Du côté judiciaire, il y a l’obsession de Gabriel Attal pour la délinquance des jeunes à mater. La loi qu’il a portée et qui a été votée au Sénat en mars durcit la répression des mineurs – notamment en instaurant la possibilité de comparution immédiate dès 15 ans – et de leur famille, dans une logique autoritariste glaçante.
Dans nos établissements, cela se traduit par la fouille des sacs, la vidéosurveillance, le déploiement de la BRS (Brigade Régionale de Sécurité)… La réponse aux violences est avant tout punitive.
Cette mise au pas transparaît également dans les priorités du ministère et de la région : le SNU, enterré pour son coût budgétaire absurde, est de nouveau en discussion, tout comme l’expérimentation de l’uniforme que Pécresse entend introduire dans les lycées de la région parisienne. Comment cela peut-il être le choix fait pour l’utilisation des ressources limitées allouées à l’éducation, quand ces lycées tombent en ruine, quand les heures alloués aux établissements diminuent sans cesse ?
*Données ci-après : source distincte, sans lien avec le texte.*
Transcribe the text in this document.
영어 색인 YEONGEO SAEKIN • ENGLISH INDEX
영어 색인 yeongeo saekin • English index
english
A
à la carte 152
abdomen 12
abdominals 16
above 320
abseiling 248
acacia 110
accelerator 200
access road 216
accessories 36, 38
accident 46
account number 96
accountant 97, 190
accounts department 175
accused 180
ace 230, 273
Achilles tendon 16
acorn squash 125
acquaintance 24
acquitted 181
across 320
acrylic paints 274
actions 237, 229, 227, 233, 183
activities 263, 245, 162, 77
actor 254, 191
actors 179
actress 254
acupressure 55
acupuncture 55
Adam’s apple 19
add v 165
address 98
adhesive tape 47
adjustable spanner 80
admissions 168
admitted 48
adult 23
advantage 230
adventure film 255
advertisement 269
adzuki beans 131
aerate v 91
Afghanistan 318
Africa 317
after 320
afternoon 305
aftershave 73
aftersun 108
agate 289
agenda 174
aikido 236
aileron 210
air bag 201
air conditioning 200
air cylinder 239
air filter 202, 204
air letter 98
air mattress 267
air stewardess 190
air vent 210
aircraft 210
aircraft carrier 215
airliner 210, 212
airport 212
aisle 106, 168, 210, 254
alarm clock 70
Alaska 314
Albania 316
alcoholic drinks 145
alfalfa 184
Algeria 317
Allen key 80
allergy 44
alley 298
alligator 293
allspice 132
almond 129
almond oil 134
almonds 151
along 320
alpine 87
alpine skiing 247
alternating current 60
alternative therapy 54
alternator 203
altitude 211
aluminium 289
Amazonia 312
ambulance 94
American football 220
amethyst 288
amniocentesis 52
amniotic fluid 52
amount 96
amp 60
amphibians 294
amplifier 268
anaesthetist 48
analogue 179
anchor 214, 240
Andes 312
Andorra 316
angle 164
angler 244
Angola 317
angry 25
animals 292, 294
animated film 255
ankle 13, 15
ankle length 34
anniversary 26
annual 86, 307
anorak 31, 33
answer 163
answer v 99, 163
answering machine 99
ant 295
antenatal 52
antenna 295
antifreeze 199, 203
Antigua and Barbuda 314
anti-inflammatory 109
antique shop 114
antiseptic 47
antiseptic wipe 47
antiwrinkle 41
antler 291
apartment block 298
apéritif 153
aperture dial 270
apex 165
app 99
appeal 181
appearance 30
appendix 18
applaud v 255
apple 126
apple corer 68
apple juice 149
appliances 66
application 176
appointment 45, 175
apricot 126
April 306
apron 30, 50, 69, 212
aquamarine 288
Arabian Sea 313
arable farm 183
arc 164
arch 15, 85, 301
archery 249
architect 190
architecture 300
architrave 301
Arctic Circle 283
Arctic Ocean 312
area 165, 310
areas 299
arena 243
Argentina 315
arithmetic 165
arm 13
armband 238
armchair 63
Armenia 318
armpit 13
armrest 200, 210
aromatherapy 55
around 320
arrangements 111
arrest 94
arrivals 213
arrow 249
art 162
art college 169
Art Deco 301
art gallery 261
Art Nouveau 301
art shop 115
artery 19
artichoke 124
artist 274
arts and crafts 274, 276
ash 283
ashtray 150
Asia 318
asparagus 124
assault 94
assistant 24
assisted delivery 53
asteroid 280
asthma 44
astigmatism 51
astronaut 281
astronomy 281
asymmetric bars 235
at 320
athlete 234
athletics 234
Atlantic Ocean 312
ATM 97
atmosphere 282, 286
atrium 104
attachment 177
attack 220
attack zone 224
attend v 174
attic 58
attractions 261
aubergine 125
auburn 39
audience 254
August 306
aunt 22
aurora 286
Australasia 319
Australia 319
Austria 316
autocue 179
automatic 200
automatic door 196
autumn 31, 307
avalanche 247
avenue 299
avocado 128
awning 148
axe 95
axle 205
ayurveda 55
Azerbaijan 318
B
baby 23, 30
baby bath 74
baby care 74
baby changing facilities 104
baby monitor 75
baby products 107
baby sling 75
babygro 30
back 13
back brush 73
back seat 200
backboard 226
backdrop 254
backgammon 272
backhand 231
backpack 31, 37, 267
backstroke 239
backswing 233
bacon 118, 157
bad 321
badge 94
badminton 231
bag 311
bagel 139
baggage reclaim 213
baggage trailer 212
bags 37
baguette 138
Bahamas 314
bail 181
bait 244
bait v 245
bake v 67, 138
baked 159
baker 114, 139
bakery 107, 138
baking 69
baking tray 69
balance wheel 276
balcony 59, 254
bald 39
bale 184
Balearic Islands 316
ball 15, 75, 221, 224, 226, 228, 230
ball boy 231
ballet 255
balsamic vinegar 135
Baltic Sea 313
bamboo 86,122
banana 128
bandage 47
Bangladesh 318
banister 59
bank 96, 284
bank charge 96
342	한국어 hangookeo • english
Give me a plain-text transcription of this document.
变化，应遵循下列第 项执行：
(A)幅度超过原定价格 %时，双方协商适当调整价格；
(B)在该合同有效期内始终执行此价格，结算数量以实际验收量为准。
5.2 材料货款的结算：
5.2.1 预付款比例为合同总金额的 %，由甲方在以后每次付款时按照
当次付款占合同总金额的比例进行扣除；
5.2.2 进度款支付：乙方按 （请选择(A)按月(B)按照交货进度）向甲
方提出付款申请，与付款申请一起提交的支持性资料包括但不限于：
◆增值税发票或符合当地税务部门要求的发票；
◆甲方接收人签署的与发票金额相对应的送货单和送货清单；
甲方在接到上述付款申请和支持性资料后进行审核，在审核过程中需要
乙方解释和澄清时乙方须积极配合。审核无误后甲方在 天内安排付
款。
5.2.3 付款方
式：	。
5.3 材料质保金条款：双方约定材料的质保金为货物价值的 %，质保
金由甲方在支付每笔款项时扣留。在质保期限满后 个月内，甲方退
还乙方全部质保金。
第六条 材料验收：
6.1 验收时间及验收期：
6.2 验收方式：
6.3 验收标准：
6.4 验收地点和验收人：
La jeunesse n’a pas besoin de plus d’autorité et de discipline, mais de conditions d’enseignement dignes et propices à son émancipation. Et par-dessus tout, la jeunesse n’a pas besoin de la guerre, dont elle sera la première victime. Quand Macron parle d’envoyer des troupes sur le sol ukrainien, il ne compte certainement pas y aller lui-même. Nous devons combattre à tout prix ces rhétoriques va-t’en guerre, faire de la paix un point central de nos luttes et rappeler que la guerre reste la pire chose qui soit.